I am working on a project with a lot of "dirty" data where several columns have up to 30% missing values. Should I just drop these rows, or is mean/median imputation sufficient? I've heard about MICE and KNN imputation but I'm worried about the computational cost on a dataset with millions of records. What is the industry standard for this?
3 answers
Handling missing data is an art. If the data is Missing Completely at Random (MCAR), you might get away with simple imputation. However, if there's a pattern to the missingness, simple mean imputation will bias your model. For large datasets, dropping rows is usually a last resort because you lose valuable information. I suggest looking into "Indicator Variables" where you flag the missingness as a feature itself. For high-scale data, iterative imputer (similar to MICE) in Scikit-Learn is quite robust. Always validate your approach by checking if the distribution of the feature changes significantly after imputation.

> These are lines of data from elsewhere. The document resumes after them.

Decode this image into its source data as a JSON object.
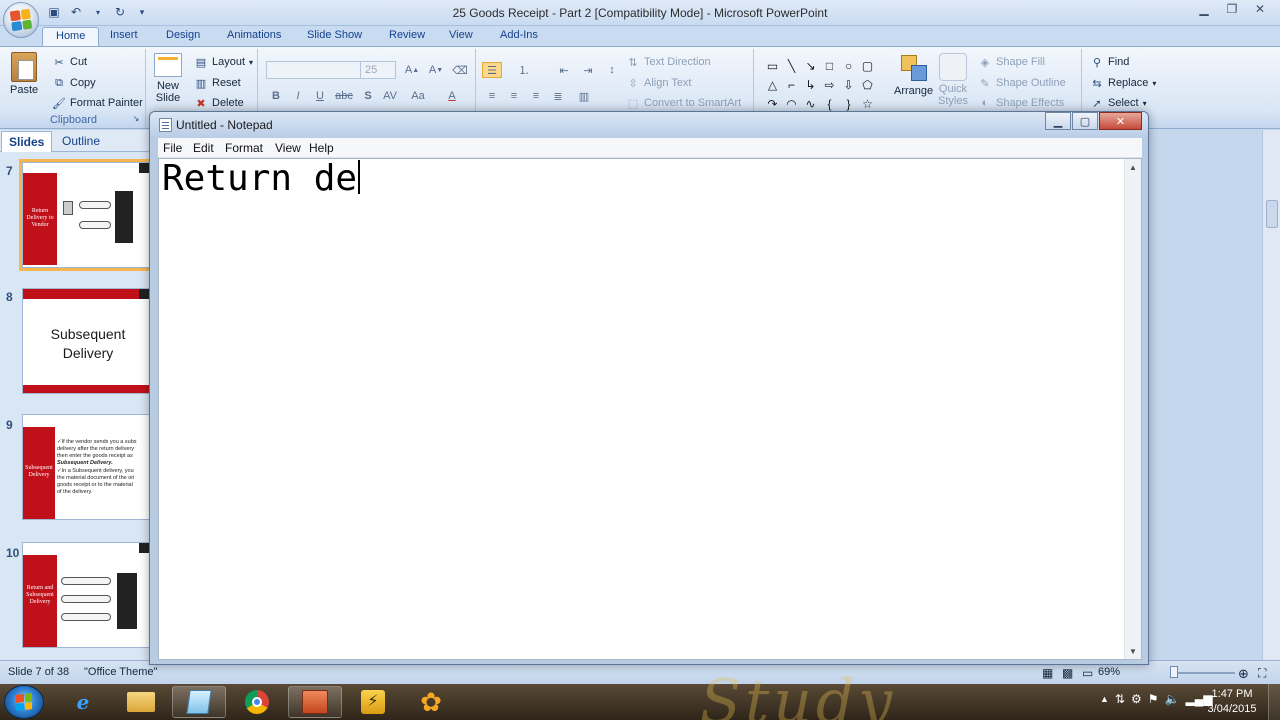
{
  "powerpoint": {
    "title": "25 Goods Receipt - Part 2 [Compatibility Mode] - Microsoft PowerPoint",
    "tabs": [
      "Home",
      "Insert",
      "Design",
      "Animations",
      "Slide Show",
      "Review",
      "View",
      "Add-Ins"
    ],
    "clipboard": {
      "paste": "Paste",
      "cut": "Cut",
      "copy": "Copy",
      "format_painter": "Format Painter",
      "group_label": "Clipboard"
    },
    "slides_group": {
      "new_slide_line1": "New",
      "new_slide_line2": "Slide",
      "layout": "Layout",
      "reset": "Reset",
      "delete": "Delete"
    },
    "font": {
      "size": "25"
    },
    "paragraph": {
      "text_direction": "Text Direction",
      "align_text": "Align Text",
      "convert_smartart": "Convert to SmartArt"
    },
    "drawing": {
      "arrange": "Arrange",
      "quick_styles_line1": "Quick",
      "quick_styles_line2": "Styles",
      "shape_fill": "Shape Fill",
      "shape_outline": "Shape Outline",
      "shape_effects": "Shape Effects"
    },
    "editing": {
      "find": "Find",
      "replace": "Replace",
      "select": "Select"
    },
    "panel_tabs": {
      "slides": "Slides",
      "outline": "Outline"
    },
    "slides": [
      {
        "number": "7",
        "text": "Return Delivery to Vendor"
      },
      {
        "number": "8",
        "text_line1": "Subsequent",
        "text_line2": "Delivery"
      },
      {
        "number": "9",
        "text": "Subsequent Delivery",
        "bullets": [
          "✓If the vendor sends you a subs",
          "delivery after the return delivery",
          "then enter the goods receipt as",
          "Subsequent Delivery.",
          "✓In a Subsequent delivery, you",
          "the material document of the ori",
          "goods receipt or to the material",
          "of the delivery."
        ]
      },
      {
        "number": "10",
        "text": "Return and Subsequent Delivery"
      }
    ],
    "status": {
      "slide_info": "Slide 7 of 38",
      "theme": "\"Office Theme\"",
      "zoom": "69%"
    }
  },
  "notepad": {
    "title": "Untitled - Notepad",
    "menus": [
      "File",
      "Edit",
      "Format",
      "View",
      "Help"
    ],
    "content": "Return de"
  },
  "taskbar": {
    "time": "1:47 PM",
    "date": "3/04/2015"
  }
}
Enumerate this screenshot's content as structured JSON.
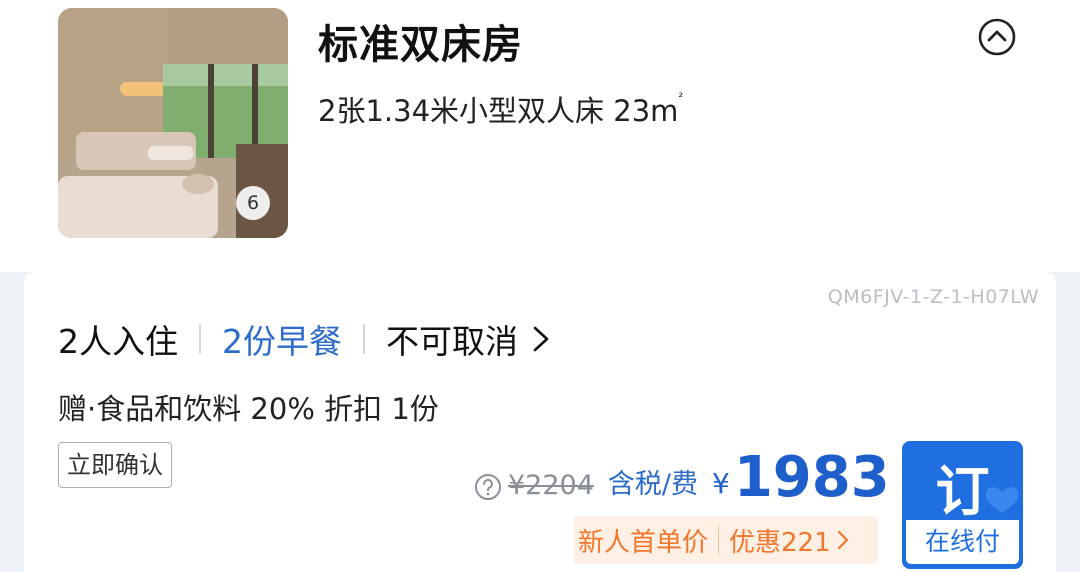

Have you checked if the missing values are concentrated in specific segments of your target population or are they uniform?
For millions of rows, complex methods like KNN are too slow. Use simple imputation or XGBoost which handles missing values internally.
I agree with Kimberly. Modern gradient boosting algorithms are surprisingly good at learning the best direction for missing values during the training phase.
They seem to be concentrated in the older demographic. That's a huge red flag! It means your data is Missing Not at Random (MNAR). If you just impute the average, you'll misrepresent that entire age group. In this case, you should try to find why the data is missing or use more advanced modeling that accounts for this systematic bias. Domain knowledge is often more important here than the actual algorithm used.